Butterfield wants to keep his remarks short so that he doesn’t say anything incriminating that ends up on this blog. [Ed. note: everyone knows about the live-blogging and there is a slight undercurrent of distrust, although Jeremy was just joking. I think.] He congratulates the cosmology community in general, and George Ellis in particular, on their endogenous amphetamines. Wants to encourage plucky theories being studied by small groups of researchers (“weeds in the garden,” in a nomenclature from a previous session). How much do/should controversies in the foundations of statistics interact with debates in fundamental cosmology? In particular, how do they impact the measure problem?
In discussion, George Ellis quotes G.K. Chesterton: “the only people who have an explanation for everything are madmen.”
Tuesday evening: Why is there Something Rather than Nothing?
9:30: The conference closes with a posh dinner at Balliol College, featuring a talk by John Hawthorne on the primordial existential question. Then we have a response by Max Tegmark. Apparently my principled refusal to go to talks after 9:00 p.m. is no more reliable than my refusal to attend meetings that receive funding from the Templeton Foundation.
But I didn’t actually bring my laptop to the talks, so the summaries will be short and sweet. Hawthorne didn’t offer an answer to the question, but tried to provide a roadmap to possible answers. He distinguished between different notions of “nothing,” from true non-existence to an empty and involving universe. Then he distinguished between explanations from law — something exists because there is a deep principle of nature which, perhaps among other things, requires something to exist — and explanations from probability — there is a measure on the space of things that might possibly exist, and the measure assigned to the empty set is zero or at any rate small. Long story short, metaphysicians have not reached a consensus on this question.

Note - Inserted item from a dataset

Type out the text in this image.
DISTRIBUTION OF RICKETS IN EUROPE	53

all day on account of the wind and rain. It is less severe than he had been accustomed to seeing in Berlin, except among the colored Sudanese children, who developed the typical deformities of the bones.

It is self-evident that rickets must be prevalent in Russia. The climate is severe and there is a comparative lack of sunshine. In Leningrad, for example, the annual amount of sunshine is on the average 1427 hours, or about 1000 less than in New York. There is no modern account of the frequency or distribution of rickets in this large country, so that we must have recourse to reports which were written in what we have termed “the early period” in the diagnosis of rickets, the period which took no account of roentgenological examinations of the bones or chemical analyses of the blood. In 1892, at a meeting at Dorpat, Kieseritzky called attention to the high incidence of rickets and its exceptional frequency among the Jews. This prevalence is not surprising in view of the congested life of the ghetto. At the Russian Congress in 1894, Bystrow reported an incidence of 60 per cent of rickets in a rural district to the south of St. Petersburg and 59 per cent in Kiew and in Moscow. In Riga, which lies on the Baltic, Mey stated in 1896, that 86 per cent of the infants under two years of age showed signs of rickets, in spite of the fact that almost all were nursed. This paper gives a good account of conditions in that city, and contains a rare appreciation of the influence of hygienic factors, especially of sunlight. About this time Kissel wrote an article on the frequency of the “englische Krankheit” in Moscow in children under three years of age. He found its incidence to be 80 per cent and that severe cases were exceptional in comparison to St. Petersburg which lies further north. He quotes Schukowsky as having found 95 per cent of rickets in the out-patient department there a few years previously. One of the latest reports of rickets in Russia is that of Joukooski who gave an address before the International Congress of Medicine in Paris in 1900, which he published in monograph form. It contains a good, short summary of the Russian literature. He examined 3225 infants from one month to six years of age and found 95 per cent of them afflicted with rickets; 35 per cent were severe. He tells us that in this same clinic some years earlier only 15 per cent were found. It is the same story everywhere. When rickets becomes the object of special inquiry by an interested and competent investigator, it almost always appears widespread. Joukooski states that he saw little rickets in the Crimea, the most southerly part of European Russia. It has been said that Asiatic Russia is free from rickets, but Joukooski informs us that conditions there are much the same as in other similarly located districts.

Tegmark decided to tackle the question of what kinds of things there could be, rather than why at least one of them was real. He has a classification of multiverses: Type I is just a really big space that is pretty similar throughout, Type II is an inflationary kind of multiverse with distinct (although perhaps connected) bubbles, Type III is different branches of the wave function. His favorite option is the Type IV, in which all possible mathematical structures exist; that’s closely related to David Lewis’s ideas about modal realism.

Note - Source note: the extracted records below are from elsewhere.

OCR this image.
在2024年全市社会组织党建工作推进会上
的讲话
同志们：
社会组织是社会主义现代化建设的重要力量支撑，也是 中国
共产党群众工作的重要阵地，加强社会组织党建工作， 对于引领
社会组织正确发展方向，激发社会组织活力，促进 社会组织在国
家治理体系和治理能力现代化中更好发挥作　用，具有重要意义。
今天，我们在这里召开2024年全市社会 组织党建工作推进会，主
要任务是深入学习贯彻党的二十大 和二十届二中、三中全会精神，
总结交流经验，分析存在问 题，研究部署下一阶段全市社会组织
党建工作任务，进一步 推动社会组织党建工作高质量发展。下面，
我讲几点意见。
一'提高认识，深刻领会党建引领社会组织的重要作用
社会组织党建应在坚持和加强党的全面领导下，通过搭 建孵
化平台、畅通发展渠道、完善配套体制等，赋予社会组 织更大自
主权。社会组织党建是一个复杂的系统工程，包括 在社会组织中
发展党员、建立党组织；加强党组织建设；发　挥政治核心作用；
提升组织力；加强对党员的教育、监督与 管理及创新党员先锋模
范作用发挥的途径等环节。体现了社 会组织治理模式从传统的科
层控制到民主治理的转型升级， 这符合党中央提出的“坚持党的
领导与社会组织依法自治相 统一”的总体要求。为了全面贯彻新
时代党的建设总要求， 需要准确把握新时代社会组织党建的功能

I had a question I wanted to ask, as follows. Imagine that we agreed that any universe could be described by some sort of mathematical structure; perhaps a wave function evolving in Hilbert space, or a discrete cellular automaton, or a single point, or even the empty set (“nothing”). The question is, what kind of possible answer to the question “Why is the actual universe this structure rather than that structure?” could one imagine providing that would be more fruitful, give us more information, than a simple statement of the brute fact of which structure it was? Isn’t it necessarily like trying to discern a pattern from a single event?
But I was sensible enough to recognize that going to sleep was a higher priority than figuring out the meaning of existence. Maybe some other time.